NATO is a formal treaty alliance with a large number of countries whose actual interdependence has often been less than advertised. Think of a headstrong Turkey or France. America’s emerging strategy for the Indo-Pacific is something different, with a range of coalitions to address various needs. AUKUS is a hard defense alliance, for example, while the Quad partnership of India, Japan, Australia and the United States seeks the soft coalescence of technology and politics.
A way to describe the new U.S. Asia policy is as a kind of “zone defense” - a web that links different groups of countries that all worry about China. At the center of many of these nodes is Japan, which is becoming America’s most important ally in the region as it embraces rearmament.
Several triangles of power are emerging: The United States is helping Japan mend fences with South Korea and form a strong tripartite security relationship. Japan is helping the United States improve relations with the Philippines, a country that had been leaning toward China but got tired of being muscled by Beijing. Similar relationships are evolving to connect the United States and Japan with such swing states as Vietnam and Indonesia.

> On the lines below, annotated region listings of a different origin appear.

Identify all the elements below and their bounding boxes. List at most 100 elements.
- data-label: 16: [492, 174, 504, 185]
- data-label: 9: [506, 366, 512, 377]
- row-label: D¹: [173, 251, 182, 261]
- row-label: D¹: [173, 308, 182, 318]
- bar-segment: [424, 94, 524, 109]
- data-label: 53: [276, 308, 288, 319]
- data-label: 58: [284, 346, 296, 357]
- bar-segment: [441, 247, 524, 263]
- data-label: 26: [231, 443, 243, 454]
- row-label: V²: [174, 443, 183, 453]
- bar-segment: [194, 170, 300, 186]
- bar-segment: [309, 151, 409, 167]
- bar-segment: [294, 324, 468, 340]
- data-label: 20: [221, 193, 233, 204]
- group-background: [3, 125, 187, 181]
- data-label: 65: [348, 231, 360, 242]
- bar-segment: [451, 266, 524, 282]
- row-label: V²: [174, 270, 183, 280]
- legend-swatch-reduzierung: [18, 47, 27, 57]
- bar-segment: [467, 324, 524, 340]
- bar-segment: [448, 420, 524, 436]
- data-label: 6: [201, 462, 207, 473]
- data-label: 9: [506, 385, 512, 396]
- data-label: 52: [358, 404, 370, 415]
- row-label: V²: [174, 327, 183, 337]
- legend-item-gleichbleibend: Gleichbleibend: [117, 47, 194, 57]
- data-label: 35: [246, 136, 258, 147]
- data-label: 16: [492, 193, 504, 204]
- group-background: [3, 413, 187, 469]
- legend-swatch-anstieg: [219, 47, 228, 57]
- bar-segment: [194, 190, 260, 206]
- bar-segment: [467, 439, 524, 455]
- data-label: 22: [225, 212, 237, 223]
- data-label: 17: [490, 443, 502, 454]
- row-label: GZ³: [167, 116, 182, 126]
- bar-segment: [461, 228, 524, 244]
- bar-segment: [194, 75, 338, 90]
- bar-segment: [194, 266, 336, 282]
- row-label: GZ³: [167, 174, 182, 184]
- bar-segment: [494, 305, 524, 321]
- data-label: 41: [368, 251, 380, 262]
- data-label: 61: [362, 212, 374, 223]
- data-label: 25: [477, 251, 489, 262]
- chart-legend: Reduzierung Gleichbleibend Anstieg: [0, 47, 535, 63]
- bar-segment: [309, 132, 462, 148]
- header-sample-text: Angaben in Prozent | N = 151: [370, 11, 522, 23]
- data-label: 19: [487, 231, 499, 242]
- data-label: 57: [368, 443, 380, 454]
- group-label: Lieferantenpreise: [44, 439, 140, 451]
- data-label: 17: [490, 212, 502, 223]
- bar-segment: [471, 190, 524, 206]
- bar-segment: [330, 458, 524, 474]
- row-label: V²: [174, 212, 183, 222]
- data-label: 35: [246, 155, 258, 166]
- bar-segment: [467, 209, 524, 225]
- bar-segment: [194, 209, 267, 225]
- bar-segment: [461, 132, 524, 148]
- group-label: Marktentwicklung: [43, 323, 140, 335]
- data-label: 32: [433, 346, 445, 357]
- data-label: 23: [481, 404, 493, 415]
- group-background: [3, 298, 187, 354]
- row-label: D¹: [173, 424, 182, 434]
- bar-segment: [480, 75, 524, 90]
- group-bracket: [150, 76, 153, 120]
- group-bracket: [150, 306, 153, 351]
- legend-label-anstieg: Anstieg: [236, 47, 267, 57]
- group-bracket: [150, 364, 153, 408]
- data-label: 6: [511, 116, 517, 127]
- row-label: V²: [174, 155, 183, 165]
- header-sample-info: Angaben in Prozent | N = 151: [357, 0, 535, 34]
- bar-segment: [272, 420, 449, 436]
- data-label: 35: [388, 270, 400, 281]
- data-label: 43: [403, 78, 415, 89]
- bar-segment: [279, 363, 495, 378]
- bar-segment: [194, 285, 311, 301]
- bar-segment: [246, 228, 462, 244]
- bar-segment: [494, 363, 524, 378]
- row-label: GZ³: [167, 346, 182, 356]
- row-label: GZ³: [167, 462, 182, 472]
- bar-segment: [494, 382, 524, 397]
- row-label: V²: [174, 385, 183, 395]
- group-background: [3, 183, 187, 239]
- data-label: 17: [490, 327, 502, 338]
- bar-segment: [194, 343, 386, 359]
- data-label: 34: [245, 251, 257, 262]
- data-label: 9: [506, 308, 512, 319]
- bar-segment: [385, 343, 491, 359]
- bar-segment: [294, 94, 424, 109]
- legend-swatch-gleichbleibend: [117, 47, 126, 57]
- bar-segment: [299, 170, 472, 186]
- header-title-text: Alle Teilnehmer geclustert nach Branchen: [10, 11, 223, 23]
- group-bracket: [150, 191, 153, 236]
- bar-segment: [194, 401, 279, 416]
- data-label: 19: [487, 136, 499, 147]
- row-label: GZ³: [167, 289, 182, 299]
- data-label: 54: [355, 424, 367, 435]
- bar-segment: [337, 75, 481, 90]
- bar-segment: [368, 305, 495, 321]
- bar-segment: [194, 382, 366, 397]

The strategy, to be sure, focuses on China. But it’s not a wall of containment so much as an interdependent net.
AUKUS matters partly because it brings Britain, a European power, into America’s longterm defense plans for Asia.
The United States will share sensitive nuclear technology to provide attack submarines for Australia and augment Britain’s fleet. Britain will receive its first AUKUS subs in the late 2030s, and Australia will get them in the 2040s, Sullivan said. In the meantime, America will provide Australia with up to five U.S. nuclear-powered attack subs starting in 2032.
A second “pillar” of AUKUS will involve sharing other advanced defense technologies among the three countries and perhaps other partners, such as Japan.
The missing link in this grand strategy, unfortunately, is economic policy.
The Biden administration has scorned the trade alliance known as the Trans-Pacific Partnership, but it hasn’t come up with anything powerful to replace it. Until he demonstrates that he’s willing to defy political resistance to trade in the Democratic Party — and show Asian partners that U.S. markets will remain open to their exports — some of the benefits of the new strategy for the region will be blunted.
The Biden administration is understandably celebrating its strategic initiative for Asia. But before popping the champagne corks, it should recall Dean Acheson’s description in his memoir of the launch of the North Atlantic Treaty in 1949.
As the signatories were gathering, the Marine Band “added an unexpected note of realism” by playing two songs from “Porgy and Bess,” the Broadway musical: “I Got Plenty of Nothin’” and “It Ain’t Necessarily So.”